Pakistan had previously announced a unilateral moratorium over further nuclear tests. But there was no formal understanding between the two countries over future tests.

However, the Pakistani source told IOL Thursday, May 6, that Indian authorities have responded positively to a Pakistani communication through diplomatic channels about a formal agreement to ban nuclear tests.

"When officials from both sides meet to discuss the nuclear CBMs (Confidence-Building Measures), this proposed agreement would be on top of the agenda," an official of the Pakistani Foreign Ministry said.

He added modalities of the test ban agreement are being worked out by the two sides and an informal agreement has already been reached.

The two nuclear rivals are to discuss nuclear confidence building measures later this month as a part of the ongoing process of normalization of relations. At various levels, the two south Asian rivals have already started to talk about confrontational issues such as deployment of troops on the borders and opening of trade and commerce.

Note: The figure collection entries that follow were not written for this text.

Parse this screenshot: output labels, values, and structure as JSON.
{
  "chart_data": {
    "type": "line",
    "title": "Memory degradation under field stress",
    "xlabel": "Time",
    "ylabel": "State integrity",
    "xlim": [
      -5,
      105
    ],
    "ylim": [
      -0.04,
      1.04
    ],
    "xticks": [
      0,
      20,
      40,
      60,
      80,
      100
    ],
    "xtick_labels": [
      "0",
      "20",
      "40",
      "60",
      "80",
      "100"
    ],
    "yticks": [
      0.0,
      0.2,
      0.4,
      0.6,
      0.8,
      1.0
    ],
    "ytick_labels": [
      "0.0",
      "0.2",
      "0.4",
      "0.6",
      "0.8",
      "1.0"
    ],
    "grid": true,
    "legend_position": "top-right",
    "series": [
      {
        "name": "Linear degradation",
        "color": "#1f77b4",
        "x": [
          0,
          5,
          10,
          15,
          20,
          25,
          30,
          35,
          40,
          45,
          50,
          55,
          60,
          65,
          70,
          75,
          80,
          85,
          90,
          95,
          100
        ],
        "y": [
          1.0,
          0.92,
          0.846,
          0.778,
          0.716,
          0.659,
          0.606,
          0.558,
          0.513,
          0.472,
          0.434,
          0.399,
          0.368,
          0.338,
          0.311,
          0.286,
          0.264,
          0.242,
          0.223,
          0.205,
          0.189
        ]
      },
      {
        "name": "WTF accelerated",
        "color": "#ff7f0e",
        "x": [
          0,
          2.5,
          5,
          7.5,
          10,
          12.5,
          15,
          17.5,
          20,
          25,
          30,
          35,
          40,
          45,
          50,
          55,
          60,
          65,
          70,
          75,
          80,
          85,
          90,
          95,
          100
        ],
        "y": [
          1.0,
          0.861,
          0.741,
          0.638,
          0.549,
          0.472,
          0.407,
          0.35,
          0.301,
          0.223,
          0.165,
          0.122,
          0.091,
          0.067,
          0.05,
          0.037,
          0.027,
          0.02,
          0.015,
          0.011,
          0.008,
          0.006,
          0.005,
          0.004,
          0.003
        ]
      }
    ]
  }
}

But the nuclear confidence building measures are considered the most important part of the bilateral relations between the two countries as both are declared nuclear states.

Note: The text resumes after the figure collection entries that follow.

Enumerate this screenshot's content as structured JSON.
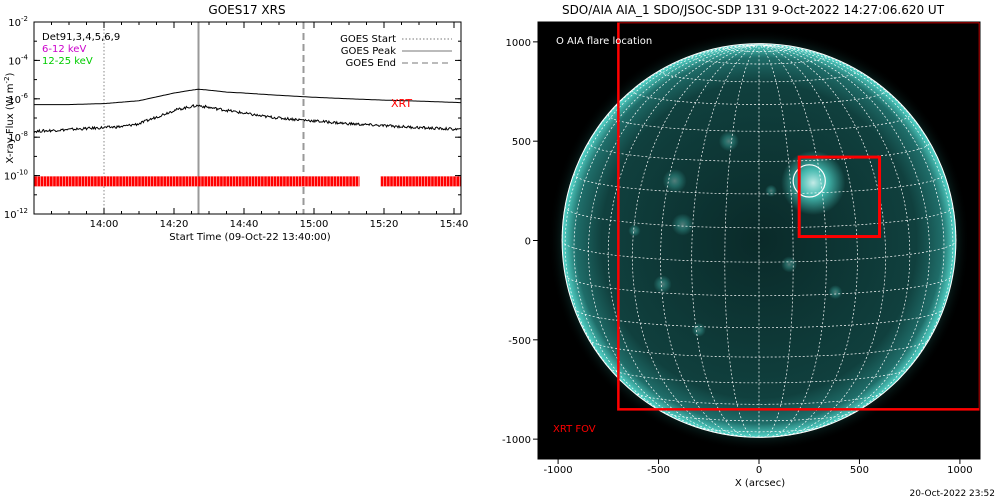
{
  "footer_timestamp": "20-Oct-2022 23:52",
  "colors": {
    "xrt": "#ff0000",
    "band_low": "#cc00cc",
    "band_high": "#00cc00",
    "sun_base": "#0d3a38",
    "sun_glow": "#5ffff0",
    "grid": "#ffffff"
  },
  "chart_data": [
    {
      "type": "line",
      "title": "GOES17 XRS",
      "xlabel": "Start Time (09-Oct-22 13:40:00)",
      "ylabel": "X-ray Flux (W m^-2)",
      "ylabel_parts": [
        "X-ray Flux (W m",
        "-2",
        ")"
      ],
      "x_range_minutes": [
        0,
        122
      ],
      "x_ticks": [
        {
          "minute": 20,
          "label": "14:00"
        },
        {
          "minute": 40,
          "label": "14:20"
        },
        {
          "minute": 60,
          "label": "14:40"
        },
        {
          "minute": 80,
          "label": "15:00"
        },
        {
          "minute": 100,
          "label": "15:20"
        },
        {
          "minute": 120,
          "label": "15:40"
        }
      ],
      "y_scale": "log",
      "y_range_log10": [
        -12,
        -2
      ],
      "y_ticks": [
        {
          "exp": -2,
          "label": "10",
          "sup": "-2"
        },
        {
          "exp": -4,
          "label": "10",
          "sup": "-4"
        },
        {
          "exp": -6,
          "label": "10",
          "sup": "-6"
        },
        {
          "exp": -8,
          "label": "10",
          "sup": "-8"
        },
        {
          "exp": -10,
          "label": "10",
          "sup": "-10"
        },
        {
          "exp": -12,
          "label": "10",
          "sup": "-12"
        }
      ],
      "top_left_labels": {
        "detectors": "Det91,3,4,5,6,9",
        "band_low": "6-12 keV",
        "band_high": "12-25 keV"
      },
      "legend": [
        {
          "label": "GOES Start",
          "style": "dotted"
        },
        {
          "label": "GOES Peak",
          "style": "solid"
        },
        {
          "label": "GOES End",
          "style": "dashed"
        }
      ],
      "event_lines": {
        "start": 20,
        "peak": 47,
        "end": 77
      },
      "xrt_label": "XRT",
      "series": [
        {
          "name": "",
          "style": "smooth",
          "x": [
            0,
            10,
            20,
            30,
            35,
            40,
            45,
            47,
            50,
            55,
            60,
            70,
            80,
            90,
            100,
            110,
            122
          ],
          "log10_y": [
            -6.3,
            -6.3,
            -6.25,
            -6.1,
            -5.9,
            -5.7,
            -5.55,
            -5.5,
            -5.55,
            -5.65,
            -5.7,
            -5.82,
            -5.92,
            -6.0,
            -6.07,
            -6.12,
            -6.2
          ]
        },
        {
          "name": "",
          "style": "noisy",
          "x": [
            0,
            5,
            10,
            15,
            20,
            25,
            30,
            35,
            40,
            45,
            47,
            50,
            55,
            60,
            65,
            70,
            80,
            90,
            100,
            110,
            122
          ],
          "log10_y": [
            -7.7,
            -7.65,
            -7.6,
            -7.55,
            -7.5,
            -7.45,
            -7.3,
            -6.95,
            -6.6,
            -6.4,
            -6.35,
            -6.45,
            -6.6,
            -6.75,
            -6.9,
            -7.0,
            -7.15,
            -7.3,
            -7.4,
            -7.5,
            -7.6
          ]
        }
      ],
      "xrt_coverage": {
        "log10_y": -10.3,
        "intervals": [
          [
            0,
            93
          ],
          [
            99,
            122
          ]
        ]
      }
    },
    {
      "type": "scatter",
      "title": "SDO/AIA AIA_1 SDO/JSOC-SDP 131  9-Oct-2022 14:27:06.620 UT",
      "xlabel": "X (arcsec)",
      "ylabel": "",
      "xlim": [
        -1100,
        1100
      ],
      "ylim": [
        -1100,
        1100
      ],
      "x_ticks": [
        {
          "value": -1000,
          "label": "-1000"
        },
        {
          "value": -500,
          "label": "-500"
        },
        {
          "value": 0,
          "label": "0"
        },
        {
          "value": 500,
          "label": "500"
        },
        {
          "value": 1000,
          "label": "1000"
        }
      ],
      "y_ticks": [
        {
          "value": 1000,
          "label": "1000"
        },
        {
          "value": 500,
          "label": "500"
        },
        {
          "value": 0,
          "label": "0"
        },
        {
          "value": -500,
          "label": "-500"
        },
        {
          "value": -1000,
          "label": "-1000"
        }
      ],
      "solar_radius_arcsec": 980,
      "grid_spacing_deg": 10,
      "flare_label": "O AIA flare location",
      "flare_location": {
        "x": 250,
        "y": 300,
        "r": 80
      },
      "region_box": {
        "x0": 200,
        "y0": 20,
        "x1": 600,
        "y1": 420
      },
      "fov_label": "XRT FOV",
      "xrt_fov": {
        "x0": -700,
        "y0": -850,
        "x1": 1100,
        "y1": 1100
      }
    }
  ]
}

Experts, meanwhile, pin great importance on the proposed agreement. "If its true, this is going to be the first agreement of its kind on the regional level in this part of the world" Sohail A Nasir, an analyst and a writer for Atomic Science Bulletin of America, told IslamOnline.net.

He said Pakistan and India have been discussing various other CBMs also but the nuclear CBMs are always tricky and it is always very difficult to achieve anything concrete on these in the absence of sincerity and mutual trust.

If reached, the test ban agreement would be the first of its kind in the region. The two countries have been exchanging various proposals on the nuclear issues but none has materialized because of political understanding of each other on both sides.

India had earlier proposed a "no-first use" of nuclear weapons whereas Pakistan wanted to go for an MOU over test bans.

Besides the test ban agreement, the two sides are also preparing an agreement to formalize an earlier understanding of prior notification of any missile tests. India and Pakistan had reached an MOU on prior notification in 1992 but this could not be materialized to an agreement.

Also on the agenda the two days deliberation in the last week of May, are the updating of the list of nuclear installations. For the last two decades, the two rivals have been exchanging the same lists, which many believe are fake, of nuclear sites which are not to be targeted in case of a conflict.

The nuclear CBMs are aimed at reducing the risk of a nuclear war, both intentional or accidental.

It was widely believed in the west that both countries were on the brink of nuclear exchange in 2002 when military tensions were at the highest level before U.S. intervened to subside these through shuttle diplomacy.

Both countries have refused to join the non-proliferation treaty (NPT) or sign the Comprehensive Test Ban Treaty (CTBT).